Dobrynin then asked about the formula by which the German Ministries were to be put under the plenipotentiary of the Federal Government in Berlin. He said that, too, was not acceptable. I said removal of the Ministries was not acceptable to us. He asked, ‘Well, then, what is the compromise?’ I said the only procedure on this issue was for us to query Bahr and Rush and to defer it until the next meeting. We would use our influence for a constructive solution, but a constructive solution depended on some agreement on accesses, Bahr had told me. A great deal, therefore, depended on what the Soviets were prepared to give on access. Dobrynin said he could not understand our point of view on access. We constantly came to the Soviets with a number of [Page 541] principles. The Soviet Union would probably be prepared to grant many of those, but he and I had to recognize that what governed access was not principles, but some detailed technical procedures. Why could we not let the Germans talk about these? I said I was sure that the Germans could talk about these as soon as the basic principles were agreed to and if the agreement between the two Germanys were to be expressed in some common guarantee.

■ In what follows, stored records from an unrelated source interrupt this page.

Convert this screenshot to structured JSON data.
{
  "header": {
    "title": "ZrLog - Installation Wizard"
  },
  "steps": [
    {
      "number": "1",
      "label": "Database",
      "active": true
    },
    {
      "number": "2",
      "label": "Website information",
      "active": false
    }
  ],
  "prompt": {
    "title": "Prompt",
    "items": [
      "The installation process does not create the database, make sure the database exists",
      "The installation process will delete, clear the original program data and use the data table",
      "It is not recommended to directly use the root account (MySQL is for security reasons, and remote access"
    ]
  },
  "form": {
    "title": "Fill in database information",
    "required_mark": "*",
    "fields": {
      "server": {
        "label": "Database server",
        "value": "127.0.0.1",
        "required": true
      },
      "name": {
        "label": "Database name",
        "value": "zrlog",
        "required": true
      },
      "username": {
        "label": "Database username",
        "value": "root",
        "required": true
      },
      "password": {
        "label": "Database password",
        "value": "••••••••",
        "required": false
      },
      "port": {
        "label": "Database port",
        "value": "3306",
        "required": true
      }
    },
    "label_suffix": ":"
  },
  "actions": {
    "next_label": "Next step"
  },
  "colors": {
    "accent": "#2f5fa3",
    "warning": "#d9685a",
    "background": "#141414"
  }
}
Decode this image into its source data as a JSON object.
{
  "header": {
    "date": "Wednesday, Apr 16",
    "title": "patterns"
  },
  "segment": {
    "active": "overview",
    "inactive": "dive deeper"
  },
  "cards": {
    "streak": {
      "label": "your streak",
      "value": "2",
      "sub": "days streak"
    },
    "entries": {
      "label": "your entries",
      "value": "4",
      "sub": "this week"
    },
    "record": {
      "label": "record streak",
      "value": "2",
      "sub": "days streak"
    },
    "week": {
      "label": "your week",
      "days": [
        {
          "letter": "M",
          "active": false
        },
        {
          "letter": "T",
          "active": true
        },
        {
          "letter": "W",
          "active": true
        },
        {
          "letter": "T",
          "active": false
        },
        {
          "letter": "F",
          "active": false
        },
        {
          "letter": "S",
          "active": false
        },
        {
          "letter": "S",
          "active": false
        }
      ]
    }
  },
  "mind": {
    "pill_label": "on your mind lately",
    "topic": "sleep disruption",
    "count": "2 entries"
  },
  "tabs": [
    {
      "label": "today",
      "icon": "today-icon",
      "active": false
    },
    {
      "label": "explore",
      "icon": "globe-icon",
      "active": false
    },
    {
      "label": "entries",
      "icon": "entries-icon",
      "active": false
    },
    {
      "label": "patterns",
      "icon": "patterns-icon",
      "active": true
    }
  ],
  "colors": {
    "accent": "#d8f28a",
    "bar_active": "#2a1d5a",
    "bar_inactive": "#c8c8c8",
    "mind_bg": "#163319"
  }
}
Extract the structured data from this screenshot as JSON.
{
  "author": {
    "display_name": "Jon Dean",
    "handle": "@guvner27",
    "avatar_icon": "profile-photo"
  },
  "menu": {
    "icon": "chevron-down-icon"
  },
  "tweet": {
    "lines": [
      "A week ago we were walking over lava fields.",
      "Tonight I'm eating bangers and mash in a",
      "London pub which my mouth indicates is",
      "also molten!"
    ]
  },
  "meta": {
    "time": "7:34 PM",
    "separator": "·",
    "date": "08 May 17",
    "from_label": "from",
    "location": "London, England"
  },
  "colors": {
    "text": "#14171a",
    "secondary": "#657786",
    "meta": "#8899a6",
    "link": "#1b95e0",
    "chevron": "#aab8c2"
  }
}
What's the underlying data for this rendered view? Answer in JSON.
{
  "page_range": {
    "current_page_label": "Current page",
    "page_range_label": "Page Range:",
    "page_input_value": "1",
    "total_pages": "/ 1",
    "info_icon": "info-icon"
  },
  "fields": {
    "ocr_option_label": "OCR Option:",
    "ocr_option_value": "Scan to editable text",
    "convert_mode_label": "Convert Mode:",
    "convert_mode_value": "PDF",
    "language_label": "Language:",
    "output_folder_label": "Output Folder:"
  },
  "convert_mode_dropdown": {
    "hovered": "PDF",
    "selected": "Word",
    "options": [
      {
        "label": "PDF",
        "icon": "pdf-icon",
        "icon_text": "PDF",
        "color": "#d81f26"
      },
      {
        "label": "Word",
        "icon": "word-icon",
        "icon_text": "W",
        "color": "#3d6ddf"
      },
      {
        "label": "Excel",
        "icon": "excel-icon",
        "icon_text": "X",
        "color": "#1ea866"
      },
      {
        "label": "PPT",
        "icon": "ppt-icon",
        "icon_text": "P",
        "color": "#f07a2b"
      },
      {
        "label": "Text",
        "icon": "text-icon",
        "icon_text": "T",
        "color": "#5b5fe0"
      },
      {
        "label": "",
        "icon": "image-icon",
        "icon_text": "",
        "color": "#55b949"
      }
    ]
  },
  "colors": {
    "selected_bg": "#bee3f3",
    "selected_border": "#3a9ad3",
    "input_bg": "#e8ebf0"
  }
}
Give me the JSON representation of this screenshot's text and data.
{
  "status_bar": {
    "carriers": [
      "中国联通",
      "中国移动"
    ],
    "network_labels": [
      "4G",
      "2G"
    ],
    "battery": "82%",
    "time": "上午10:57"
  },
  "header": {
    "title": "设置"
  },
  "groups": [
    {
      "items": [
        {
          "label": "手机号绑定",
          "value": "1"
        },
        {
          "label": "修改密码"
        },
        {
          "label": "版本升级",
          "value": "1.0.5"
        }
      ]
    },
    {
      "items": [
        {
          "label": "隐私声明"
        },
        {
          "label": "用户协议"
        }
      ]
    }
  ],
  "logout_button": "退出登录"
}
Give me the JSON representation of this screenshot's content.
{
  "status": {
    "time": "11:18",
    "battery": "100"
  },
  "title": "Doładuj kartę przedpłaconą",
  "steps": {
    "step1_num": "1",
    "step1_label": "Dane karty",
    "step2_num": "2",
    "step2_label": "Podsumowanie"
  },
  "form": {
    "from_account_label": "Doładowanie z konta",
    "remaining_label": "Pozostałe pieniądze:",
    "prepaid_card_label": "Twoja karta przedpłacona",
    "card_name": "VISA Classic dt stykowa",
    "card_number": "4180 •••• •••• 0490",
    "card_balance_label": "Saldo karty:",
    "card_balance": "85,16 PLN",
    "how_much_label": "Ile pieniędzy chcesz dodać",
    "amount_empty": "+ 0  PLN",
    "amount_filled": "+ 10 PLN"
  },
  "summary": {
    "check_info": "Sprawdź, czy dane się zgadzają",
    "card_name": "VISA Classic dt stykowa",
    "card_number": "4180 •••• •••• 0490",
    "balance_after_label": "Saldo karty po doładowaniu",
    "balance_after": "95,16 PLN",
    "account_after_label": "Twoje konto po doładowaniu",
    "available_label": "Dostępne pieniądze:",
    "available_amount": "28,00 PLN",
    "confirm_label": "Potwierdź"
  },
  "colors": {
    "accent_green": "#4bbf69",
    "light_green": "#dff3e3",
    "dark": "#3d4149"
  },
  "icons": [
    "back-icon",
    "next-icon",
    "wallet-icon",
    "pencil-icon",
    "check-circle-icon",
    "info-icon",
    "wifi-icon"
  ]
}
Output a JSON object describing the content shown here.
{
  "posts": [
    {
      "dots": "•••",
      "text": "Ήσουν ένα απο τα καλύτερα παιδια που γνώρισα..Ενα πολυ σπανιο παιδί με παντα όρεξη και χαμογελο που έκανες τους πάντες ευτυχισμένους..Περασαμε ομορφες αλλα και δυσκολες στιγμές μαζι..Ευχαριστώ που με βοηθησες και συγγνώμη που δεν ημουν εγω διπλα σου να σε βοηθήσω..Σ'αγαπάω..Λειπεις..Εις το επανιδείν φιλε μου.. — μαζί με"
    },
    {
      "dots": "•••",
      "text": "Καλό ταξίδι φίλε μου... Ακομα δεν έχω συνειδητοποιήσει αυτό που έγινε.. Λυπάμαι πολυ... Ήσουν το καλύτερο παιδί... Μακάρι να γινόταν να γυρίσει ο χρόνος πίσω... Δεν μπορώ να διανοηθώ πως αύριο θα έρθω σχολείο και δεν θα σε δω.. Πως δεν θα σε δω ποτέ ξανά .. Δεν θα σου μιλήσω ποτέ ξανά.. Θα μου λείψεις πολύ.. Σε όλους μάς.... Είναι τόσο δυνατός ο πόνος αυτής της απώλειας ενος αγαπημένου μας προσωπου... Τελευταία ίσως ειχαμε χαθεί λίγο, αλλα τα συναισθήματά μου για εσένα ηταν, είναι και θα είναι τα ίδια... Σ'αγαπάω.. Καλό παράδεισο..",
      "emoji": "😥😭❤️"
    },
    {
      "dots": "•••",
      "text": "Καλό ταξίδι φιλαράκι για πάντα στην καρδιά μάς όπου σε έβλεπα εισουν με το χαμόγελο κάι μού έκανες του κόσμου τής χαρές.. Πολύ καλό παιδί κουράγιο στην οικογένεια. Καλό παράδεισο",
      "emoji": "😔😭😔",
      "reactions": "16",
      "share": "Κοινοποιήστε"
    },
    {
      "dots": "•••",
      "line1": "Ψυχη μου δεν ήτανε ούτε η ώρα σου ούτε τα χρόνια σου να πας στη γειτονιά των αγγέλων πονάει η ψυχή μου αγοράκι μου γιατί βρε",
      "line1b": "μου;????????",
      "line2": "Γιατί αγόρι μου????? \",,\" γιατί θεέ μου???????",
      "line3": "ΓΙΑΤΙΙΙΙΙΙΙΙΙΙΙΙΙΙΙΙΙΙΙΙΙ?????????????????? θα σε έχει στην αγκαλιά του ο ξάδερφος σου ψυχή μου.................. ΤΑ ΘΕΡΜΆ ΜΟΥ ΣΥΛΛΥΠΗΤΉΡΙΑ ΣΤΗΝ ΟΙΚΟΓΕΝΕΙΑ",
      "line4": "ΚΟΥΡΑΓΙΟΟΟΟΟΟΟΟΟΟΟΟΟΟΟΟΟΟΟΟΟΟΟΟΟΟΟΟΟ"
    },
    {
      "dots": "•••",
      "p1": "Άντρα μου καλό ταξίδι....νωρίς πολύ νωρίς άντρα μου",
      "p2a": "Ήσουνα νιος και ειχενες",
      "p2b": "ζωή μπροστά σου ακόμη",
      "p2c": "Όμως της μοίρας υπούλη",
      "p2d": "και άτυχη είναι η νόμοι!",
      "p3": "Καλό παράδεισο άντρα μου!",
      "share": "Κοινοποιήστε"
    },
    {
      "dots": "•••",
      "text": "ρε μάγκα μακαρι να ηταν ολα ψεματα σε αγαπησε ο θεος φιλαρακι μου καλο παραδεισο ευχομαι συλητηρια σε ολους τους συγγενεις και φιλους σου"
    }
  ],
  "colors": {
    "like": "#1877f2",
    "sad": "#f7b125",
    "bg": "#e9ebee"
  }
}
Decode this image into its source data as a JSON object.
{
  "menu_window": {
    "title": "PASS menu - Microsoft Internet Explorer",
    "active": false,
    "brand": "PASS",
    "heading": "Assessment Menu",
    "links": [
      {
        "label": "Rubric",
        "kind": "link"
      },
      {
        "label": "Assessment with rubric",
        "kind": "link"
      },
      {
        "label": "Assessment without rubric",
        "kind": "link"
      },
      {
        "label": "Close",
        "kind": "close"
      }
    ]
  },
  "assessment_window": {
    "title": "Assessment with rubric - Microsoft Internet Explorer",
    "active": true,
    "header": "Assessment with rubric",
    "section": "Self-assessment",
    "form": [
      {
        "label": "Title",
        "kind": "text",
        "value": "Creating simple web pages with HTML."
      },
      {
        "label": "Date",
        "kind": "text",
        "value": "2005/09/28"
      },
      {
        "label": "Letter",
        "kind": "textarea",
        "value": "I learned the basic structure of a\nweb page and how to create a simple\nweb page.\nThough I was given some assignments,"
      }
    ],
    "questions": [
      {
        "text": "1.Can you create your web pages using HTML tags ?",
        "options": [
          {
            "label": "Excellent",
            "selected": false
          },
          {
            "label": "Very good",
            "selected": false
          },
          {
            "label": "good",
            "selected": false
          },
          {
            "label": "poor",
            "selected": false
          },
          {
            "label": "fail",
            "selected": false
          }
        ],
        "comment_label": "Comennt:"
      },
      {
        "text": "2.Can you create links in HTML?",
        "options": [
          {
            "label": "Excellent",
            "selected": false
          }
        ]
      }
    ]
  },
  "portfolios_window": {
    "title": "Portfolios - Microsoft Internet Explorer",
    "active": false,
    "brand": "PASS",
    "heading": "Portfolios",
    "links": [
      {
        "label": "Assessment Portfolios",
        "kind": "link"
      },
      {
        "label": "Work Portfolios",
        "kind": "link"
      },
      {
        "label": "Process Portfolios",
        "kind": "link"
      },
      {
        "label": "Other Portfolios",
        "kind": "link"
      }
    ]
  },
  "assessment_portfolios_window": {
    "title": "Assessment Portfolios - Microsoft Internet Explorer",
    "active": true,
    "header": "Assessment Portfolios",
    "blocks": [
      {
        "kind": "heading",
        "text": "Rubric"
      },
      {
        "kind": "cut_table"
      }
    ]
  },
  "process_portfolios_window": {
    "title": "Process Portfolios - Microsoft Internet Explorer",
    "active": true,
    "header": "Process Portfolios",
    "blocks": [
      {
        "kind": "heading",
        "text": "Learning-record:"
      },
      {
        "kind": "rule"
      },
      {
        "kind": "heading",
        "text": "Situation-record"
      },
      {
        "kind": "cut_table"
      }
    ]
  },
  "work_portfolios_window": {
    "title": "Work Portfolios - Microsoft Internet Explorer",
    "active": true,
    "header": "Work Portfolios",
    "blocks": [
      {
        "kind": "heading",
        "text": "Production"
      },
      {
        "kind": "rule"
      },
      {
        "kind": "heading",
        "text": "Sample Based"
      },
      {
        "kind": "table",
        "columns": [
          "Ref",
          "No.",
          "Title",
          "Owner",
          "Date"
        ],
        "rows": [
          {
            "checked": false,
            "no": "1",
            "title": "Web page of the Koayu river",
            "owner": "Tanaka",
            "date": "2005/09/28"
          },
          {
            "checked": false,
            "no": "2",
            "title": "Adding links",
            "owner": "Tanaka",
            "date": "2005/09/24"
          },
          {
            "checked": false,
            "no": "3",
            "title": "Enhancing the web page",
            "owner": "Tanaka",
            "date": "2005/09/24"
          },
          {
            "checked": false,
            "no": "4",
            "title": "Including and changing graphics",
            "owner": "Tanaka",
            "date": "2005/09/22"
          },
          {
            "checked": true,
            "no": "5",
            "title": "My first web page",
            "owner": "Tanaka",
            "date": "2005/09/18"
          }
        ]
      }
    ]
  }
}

Dobrynin said there was one difficulty with the principles. We were asking the Soviet Union to agree to the Four Power responsibility for access to Berlin; however, this put the Soviet Union into the same difficulty, as if they were demanding participation in the responsibility for West Berlin. The Soviet Union had agreed that we could express our responsibility in the form of a Three Power declaration, and Dobrynin wondered whether we could not be satisfied with a Soviet expression of responsibility for access in the form of a unilateral Soviet declaration of what the Soviets understand the GDR’s views of the principles of access to be—which would then be included in the general guarantees. I told Dobrynin that this sounded like a distinct possibility (I based this on a meeting of the Senior Review Group in the afternoon in which I had studied fallback positions and Hillenbrand had indicated that this was our fallback position on access.) I told him I would query Rush and Bahr and let him know the answer at our next meeting the following week. Dobrynin asked whether he should report this to Moscow. I said that was entirely up to him. Dobrynin said that Moscow found it very hard to understand how somebody in my position could say that he thought something was reasonable without committing himself completely. When Soviet diplomats said something, they always were sure that their government was 100 per cent behind it. I said I was sure about our governmental position but, before making a commitment, I wanted to make sure what the Germans thought about it since we did not want to be in a position of squeezing our own allies. Dobrynin said this was acceptable and we would review the situation next week.” (National Archives, Nixon Presidential Materials, NSC Files, Box 490, President’s Trip Files, Dobrynin/Kissinger, 1971, Vol. 4 [Part 2])

Kissinger forwarded the memorandum of conversation to the President on February 22. (Ibid.) The full text is scheduled for publication in Foreign Relations, 1969–1976, volume XIII. For his memoir account, see Kissinger, White House Years, pages 825–826.